For the magazine to claim a copyright on the article, normally you
would transfer some or all of your copyright status in the article to
that magazine--this is usually handled in the contract in which the
magazine purchases it. Often, a magazine will purchase a bundle of
copyright interest--first commercial publication, serial rights,
rights to republish in anthologies, foreign publication, and
electronic publication may all be included. The right for a work to be
sold for broadcast or theatrical release may also be a matter covered
in a given contract. Or, an author may simply sell "all rights" to the
work.

As for a company copyrighting successive versions of a manual--that is
actually quite common and not at all unusual, illegal, or strange. In
such cases, it is fairly common to see a notice including each year of
publication of the manual. For example: "Copyright XYZ Corporation,
1998, 2000, 2001-2010."

As others have pointed out, technically a specific declaration of
copyright is not required, nor is registration. However, taking steps
to prove potential claims of prior use may be wise--such as a formal
registration or the sort of "mail it in a sealed envelope" kind of
process you mention.

As you indicate, things can get dicey when multiple authors claim
ownership of a work and neither has registered it anywhere. Once an
author has been through such an ordeal, it is relatively common for
successive works to be formally registered to avoid such problems in
future. I knew one author who maintained an account with a bank trust
department, and he put an original copy of each completed manuscript
into their vault but through the trust department.
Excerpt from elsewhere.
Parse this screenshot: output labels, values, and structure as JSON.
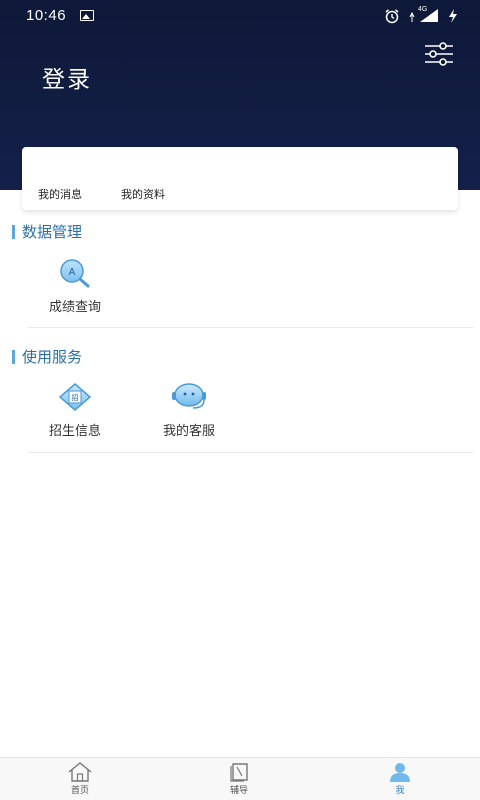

Because they had to
track such things meticulously, he thought this kind of third-party
verification of his authorship and its inception date might prove
helpful at some point.

David

On Wed, May 12, 2010 at 09:00, <techwr-l-request -at- lists -dot- techwr-l -dot- com> wrote:
> From: "Robart, Kay" <Kay -dot- Robart -at- tea -dot- state -dot- tx -dot- us>
> To: "McLauchlan, Kevin" <Kevin -dot- McLauchlan -at- safenet-inc -dot- com>, <techwr-l -at- lists -dot- techwr-l -dot- com>
> Date: Tue, 11 May 2010 15:44:33 -0500
> Subject: RE: Two questions about Copyright notices
> The changes between years have to be significant to claim a new
> copyright date, not just a few punctuation marks, and it is against the
> law to claim a copyright before the document has been published.
>
> Think about it. Suppose two different writers publish the same novel.
> The one with the earlier copyright is going to have the rights to the
> material unless the other one can prove some prior ownership (like a
> dated copy inside a sealed envelope and postmarked or a dated copy in
> the agent's records) or stealing or something. This obviously isn't much
> of a problem for computer documents, but for fiction it's another story
> (not to be punny).
>
> Copyright wasn't really designed with the idea of companies copyrighting
> an updated manual every six months as opposed to protecting the rights
> of an author who might put out a different edition once or twice, adding
> new prefaces or making significant corrections and additions. An author
> or an author's family might care that he or she still has rights after
> 50 years, but who cares about a 50-year-old computer manual?